"Che bella razza i perdenti che non si arrendono mai..."
Così cantava Renato Zero nella struggente I Perdenti. E davvero, chi sono se non perdenti, coloro che popolano il microcosmo umano raccontato da José Muñoz e Carlos Sampayo nei due volumi Nel bar, pubblicati da Coconino Press nel 2001? Anime perse, solitarie, marginali, ma mai domate. Uomini e donne che non hanno più nulla da vincere, ma non per questo hanno smesso di esistere e resistere.
Il bar che fa da sfondo a queste storie non è solo un luogo fisico, ma una zona franca dell’esistenza, una sala d’aspetto dell’anima. È il bar di Joe, lo stesso frequentato da Alack Sinner, il loro personaggio più celebre, investigatore disilluso che ha infranto le regole del giallo classico per diventare simbolo di un noir sociale e introspettivo. Ma in Nel bar, Muñoz e Sampayo scelgono di metterlo da parte — anche se ogni tanto lo si intravede sullo sfondo — per lasciar parlare altre voci, più anonime ma non meno intense.
I due volumi raccolgono dieci storie brevi ambientate in una New York stilizzata e crepuscolare, fatta di luci al neon, fumo, pioggia e silenzi. Una città che potrebbe essere anche Buenos Aires o una Milano notturna degli anni ’70. Il bar, microcosmo umano e crocevia esistenziale, accoglie sconfitti e reduci, uomini soli e donne segnate, vite spezzate che si raccontano senza giudizio, tra un bicchiere e una sigaretta.
Il segno graffiante e visionario di José Muñoz è la vera colonna sonora visiva dell’opera.
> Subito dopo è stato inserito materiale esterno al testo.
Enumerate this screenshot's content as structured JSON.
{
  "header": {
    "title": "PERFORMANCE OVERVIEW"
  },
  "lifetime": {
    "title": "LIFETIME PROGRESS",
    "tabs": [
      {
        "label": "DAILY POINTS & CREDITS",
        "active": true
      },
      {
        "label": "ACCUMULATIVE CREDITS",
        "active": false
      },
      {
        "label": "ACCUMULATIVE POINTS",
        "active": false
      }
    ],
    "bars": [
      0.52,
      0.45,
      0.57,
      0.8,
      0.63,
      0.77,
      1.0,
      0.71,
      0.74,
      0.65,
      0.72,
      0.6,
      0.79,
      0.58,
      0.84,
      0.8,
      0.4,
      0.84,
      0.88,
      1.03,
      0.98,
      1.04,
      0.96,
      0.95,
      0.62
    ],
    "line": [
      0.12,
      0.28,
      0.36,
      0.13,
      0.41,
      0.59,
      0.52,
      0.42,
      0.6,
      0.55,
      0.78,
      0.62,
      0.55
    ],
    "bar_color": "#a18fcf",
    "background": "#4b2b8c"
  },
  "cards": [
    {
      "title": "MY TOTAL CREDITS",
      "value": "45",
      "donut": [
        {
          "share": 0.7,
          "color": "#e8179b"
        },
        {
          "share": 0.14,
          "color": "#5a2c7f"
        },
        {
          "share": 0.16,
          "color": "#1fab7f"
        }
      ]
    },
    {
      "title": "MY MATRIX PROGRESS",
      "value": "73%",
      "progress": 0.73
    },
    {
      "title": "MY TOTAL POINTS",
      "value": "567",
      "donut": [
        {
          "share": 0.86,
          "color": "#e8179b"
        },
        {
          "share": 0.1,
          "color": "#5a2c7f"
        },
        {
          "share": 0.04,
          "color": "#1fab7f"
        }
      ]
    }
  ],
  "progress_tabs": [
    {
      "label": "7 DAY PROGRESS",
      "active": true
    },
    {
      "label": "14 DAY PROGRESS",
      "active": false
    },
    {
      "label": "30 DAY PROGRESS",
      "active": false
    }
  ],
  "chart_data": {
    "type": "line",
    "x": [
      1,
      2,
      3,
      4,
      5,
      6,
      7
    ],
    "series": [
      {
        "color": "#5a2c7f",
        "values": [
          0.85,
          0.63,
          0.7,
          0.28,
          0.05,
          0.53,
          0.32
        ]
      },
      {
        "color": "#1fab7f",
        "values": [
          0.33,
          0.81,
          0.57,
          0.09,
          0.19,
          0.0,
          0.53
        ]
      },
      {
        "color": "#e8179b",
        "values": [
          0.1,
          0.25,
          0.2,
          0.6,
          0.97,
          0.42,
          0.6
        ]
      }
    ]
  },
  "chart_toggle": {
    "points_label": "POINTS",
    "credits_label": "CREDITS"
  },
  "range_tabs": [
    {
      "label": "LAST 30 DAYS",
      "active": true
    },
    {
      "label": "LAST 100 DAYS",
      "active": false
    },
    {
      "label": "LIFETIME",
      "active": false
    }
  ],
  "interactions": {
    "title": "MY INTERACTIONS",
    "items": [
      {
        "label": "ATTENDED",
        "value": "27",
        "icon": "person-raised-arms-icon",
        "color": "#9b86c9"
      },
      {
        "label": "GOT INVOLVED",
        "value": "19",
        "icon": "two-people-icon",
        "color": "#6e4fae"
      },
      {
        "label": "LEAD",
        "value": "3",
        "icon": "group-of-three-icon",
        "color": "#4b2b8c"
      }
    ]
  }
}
Il suo bianco e nero non è semplicemente cromatico: è musicale, jazzato, profondamente espressivo. Le sue vignette pulsano di ritmo e tensione emotiva, scolpiscono volti deformati dalla vita, mani ossute, corpi stanchi. C’è Goya, c’è Bacon, ma c’è anche Hugo Pratt in quelle inquadrature sghembe e in quei silenzi pieni di senso.
Carlos Sampayo, come sempre, costruisce testi scarnificati, diretti, carichi di umanità e disillusione. La sua scrittura sembra improvvisata, come un sax notturno che sputa fuori note dolci e stridenti. Non racconta trame complesse: racconta esistenze. E lo fa con una voce unica, che mescola poesia urbana, cinismo e compassione.
Una delle curiosità più affascinanti legate a Nel bar è che molte delle storie erano state originariamente pubblicate in riviste e antologie europee tra la fine degli anni ’80 e i ’90, e solo successivamente raccolte in volume. La scelta di Coconino Press di dividerle in due uscite, con copertine nere minimali (senza immagini, solo titoli e nomi), fu un gesto controcorrente: in un periodo in cui le librerie iniziavano a riempirsi di manga patinati e ristampe Marvel, questa era una dichiarazione d’intenti chiara. Nessuna concessione al mercato, solo la nuda forza del racconto.
Il sottotesto è sociale, politico, ma mai ideologico. Racconta le derive del capitalismo, della solitudine urbana, del razzismo, dell’alienazione. Racconta la fine dei sogni e il risveglio in un’epoca spietata. Ma lo fa senza proclami. Tutto passa dagli sguardi, dai gesti, dai silenzi.
Oggi quelle figure che una volta si incontravano nei bar — i cialtroni, i pugili falliti, le donne disilluse, i vecchi amici senza più nulla da dirsi — sono migrati nei social network. Li troviamo dietro profili lucidati, tra foto di muscoli di gioventù e orologi d’oro al polso. Ma sono sempre loro: persone sole, tristi, spesso invisibili.
Nel bar resta un'opera essenziale non solo per chi ama il fumetto d'autore, ma per chi cerca nel racconto illustrato qualcosa che vada oltre l’intrattenimento. È letteratura disegnata, è teatro urbano, è jazz su carta.
La prima edizione italiana di questi due volumi, pubblicata da Coconino Press nel 2001, è oggi ricercata dai collezionisti. Nel tempo, Coconino ha anche pubblicato un volume unico che raccoglie entrambe le raccolte, restituendo al lettore contemporaneo l’occasione di riscoprire un classico moderno, ancora oggi più che mai attuale.
E forse, come scrivevi tu, non serve essere lettori abituali di fumetti per apprezzare Nel bar.